富山大会 秋、春連覇の富山商 延長十回激闘の末サヨナラ負け 試合後、敵校と涙のハグ「絶対甲子園行けよ!」 同点弾&先発の藤岡「頭が真っ白」
「高校野球富山大会・準決勝、富山第一6-5富山商」(23日、富山市民球場)
昨秋、今春Vの富山商が延長十回タイブレークの末、富山第一にサヨナラ負けした。
「6番・投手」でスタメン出場したエース・藤岡大翔内野手(3年)は先発と3番手でマウンドに上がり、2-4の八回に起死回生の同点2ランを放つなど投打の活躍を見せたが、あと一歩及ばず涙を流した。
十回、同点に追いつかれてなお2死一、二塁。藤岡は最後のマウンドに上がりスライダーを投じたがうまくはじき返され、サヨナラ打を浴びた。ホームベース付近でうずくまり、しばらく立ち上がることができなかった。

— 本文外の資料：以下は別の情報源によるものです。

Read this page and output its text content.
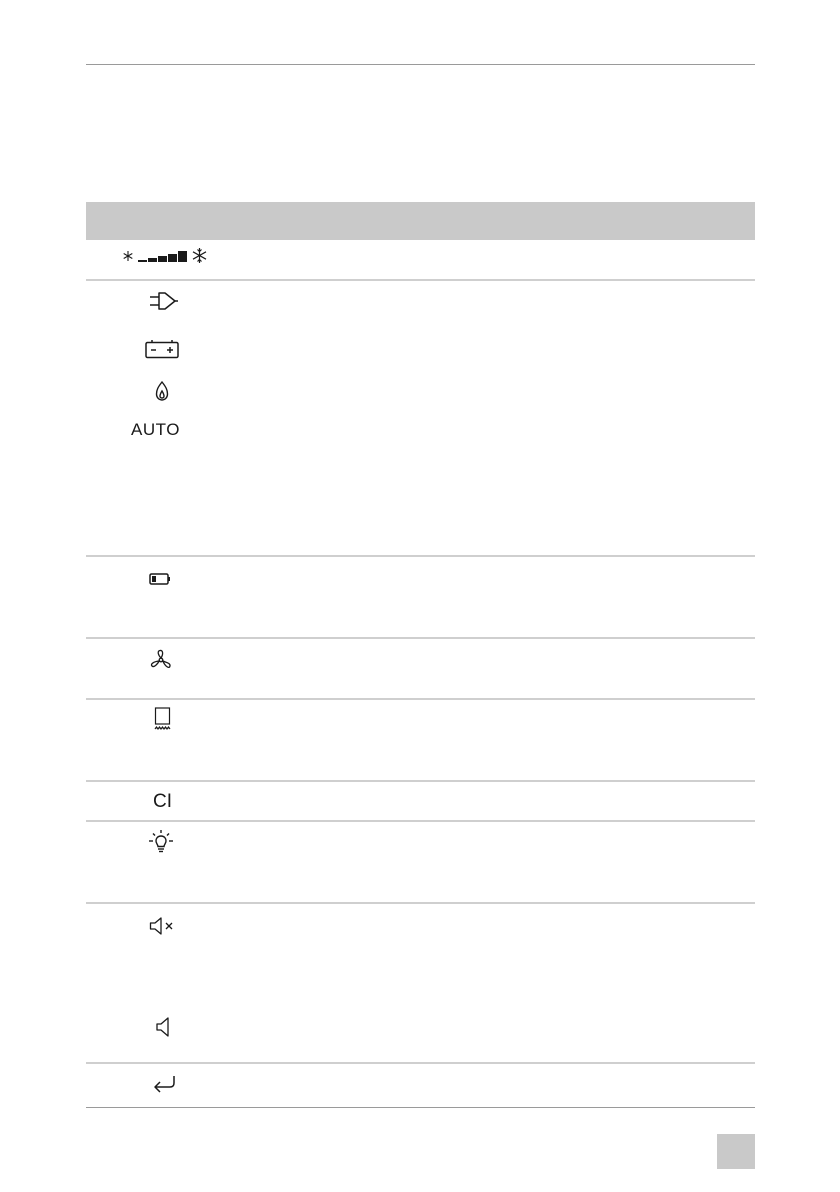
AUTO
CI
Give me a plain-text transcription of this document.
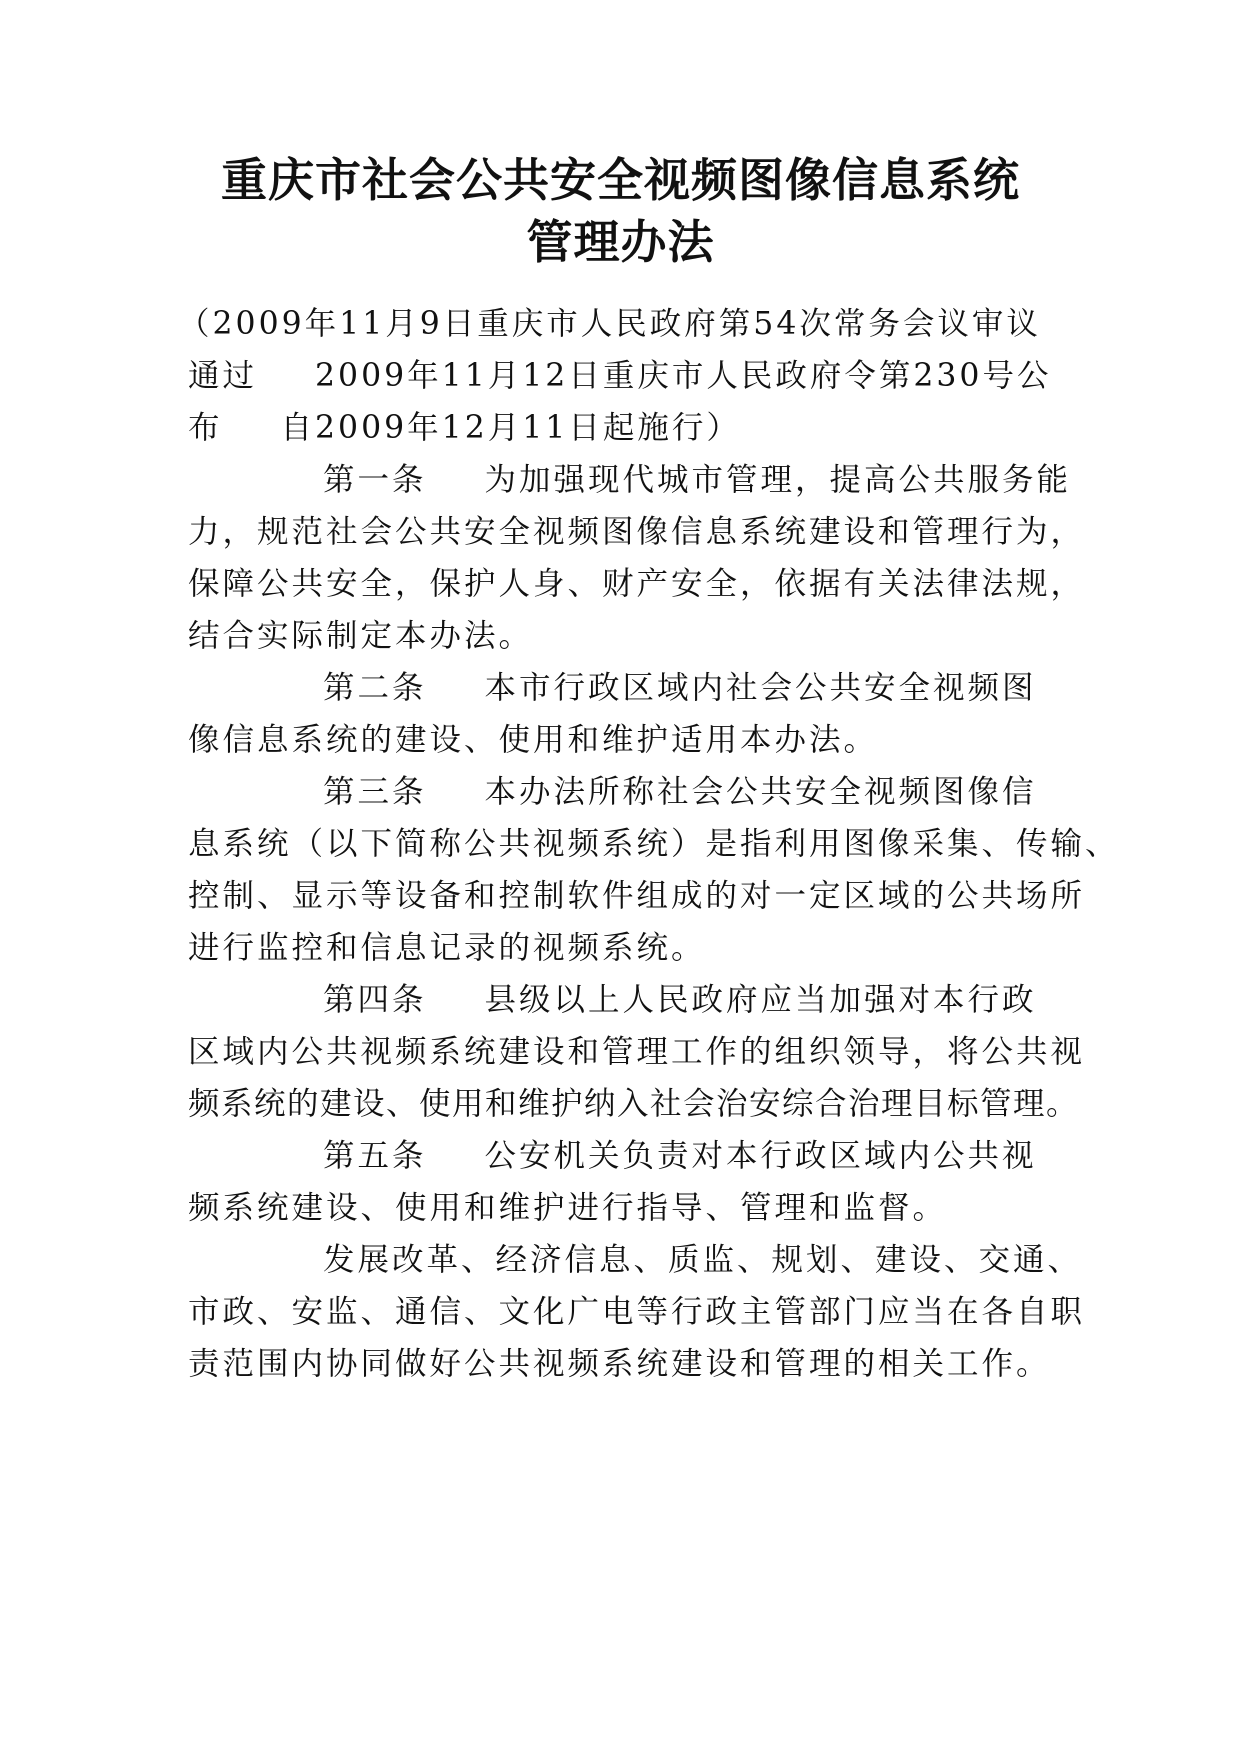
重庆市社会公共安全视频图像信息系统
管理办法
（2009年11月9日重庆市人民政府第54次常务会议审议
通过 2009年11月12日重庆市人民政府令第230号公
布 自2009年12月11日起施行）
第一条 为加强现代城市管理，提高公共服务能
力，规范社会公共安全视频图像信息系统建设和管理行为，
保障公共安全，保护人身、财产安全，依据有关法律法规，
结合实际制定本办法。
第二条 本市行政区域内社会公共安全视频图
像信息系统的建设、使用和维护适用本办法。
第三条 本办法所称社会公共安全视频图像信
息系统（以下简称公共视频系统）是指利用图像采集、传输、
控制、显示等设备和控制软件组成的对一定区域的公共场所
进行监控和信息记录的视频系统。
第四条 县级以上人民政府应当加强对本行政
区域内公共视频系统建设和管理工作的组织领导，将公共视
频系统的建设、使用和维护纳入社会治安综合治理目标管理。
第五条 公安机关负责对本行政区域内公共视
频系统建设、使用和维护进行指导、管理和监督。
发展改革、经济信息、质监、规划、建设、交通、
市政、安监、通信、文化广电等行政主管部门应当在各自职
责范围内协同做好公共视频系统建设和管理的相关工作。
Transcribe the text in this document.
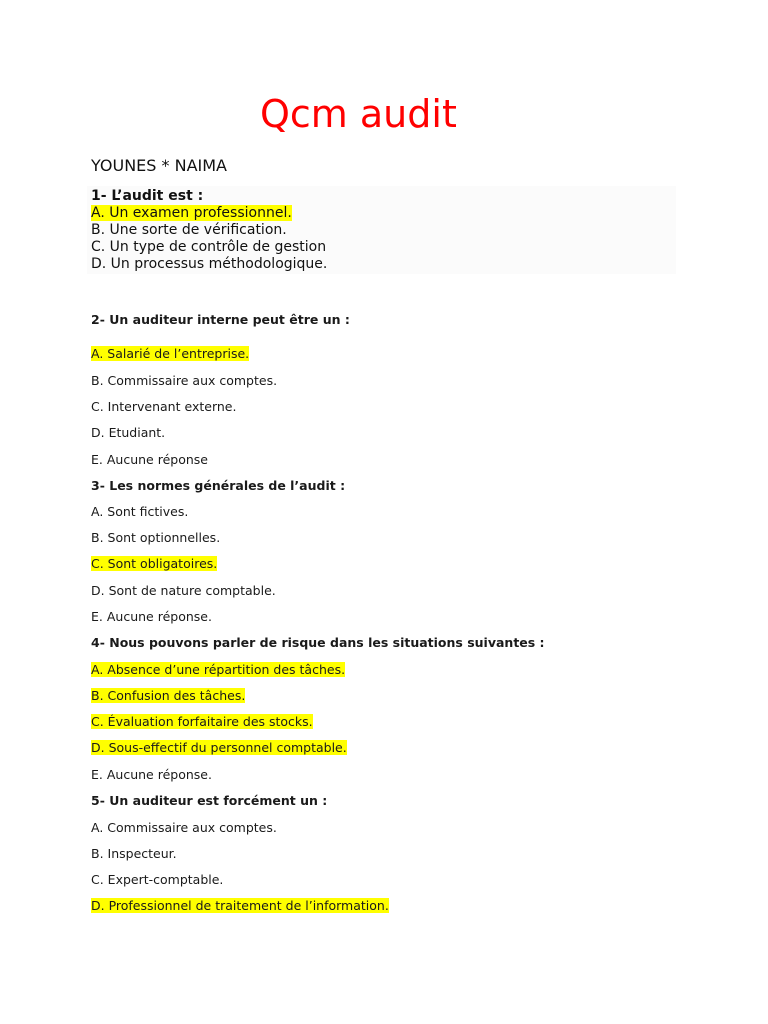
Qcm audit
YOUNES * NAIMA
1- L’audit est :
A. Un examen professionnel.
B. Une sorte de vérification.
C. Un type de contrôle de gestion
D. Un processus méthodologique.
2- Un auditeur interne peut être un :
A. Salarié de l’entreprise.
B. Commissaire aux comptes.
C. Intervenant externe.
D. Etudiant.
E. Aucune réponse
3- Les normes générales de l’audit :
A. Sont fictives.
B. Sont optionnelles.
C. Sont obligatoires.
D. Sont de nature comptable.
E. Aucune réponse.
4- Nous pouvons parler de risque dans les situations suivantes :
A. Absence d’une répartition des tâches.
B. Confusion des tâches.
C. Évaluation forfaitaire des stocks.
D. Sous-effectif du personnel comptable.
E. Aucune réponse.
5- Un auditeur est forcément un :
A. Commissaire aux comptes.
B. Inspecteur.
C. Expert-comptable.
D. Professionnel de traitement de l’information.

「何が起きたかわからなかった。もう頭が真っ白になって、あいさつが終わった瞬間にこれで高校野球が終わるんだなって」
2年時からエースを任されたが昨夏は準々決勝で敗退。悔しい思いを胸に練習してきたが、春は背番号「3」で試合に出場した。「本当に悔しくて。絶対『1』を付けるって思ってやってきた」。投打の精度を上げる取り組みで再びつかんだ背番号「1」だった。
試合後はナインらが「ごめん、ごめん」と泣きながらチームメートに謝る姿もあった。その後、富山第一ナインらのもとへ。「ありがとう」「絶対甲子園行けよ!」。相手校と抱き合い、カラフルな千羽鶴と思いを託した。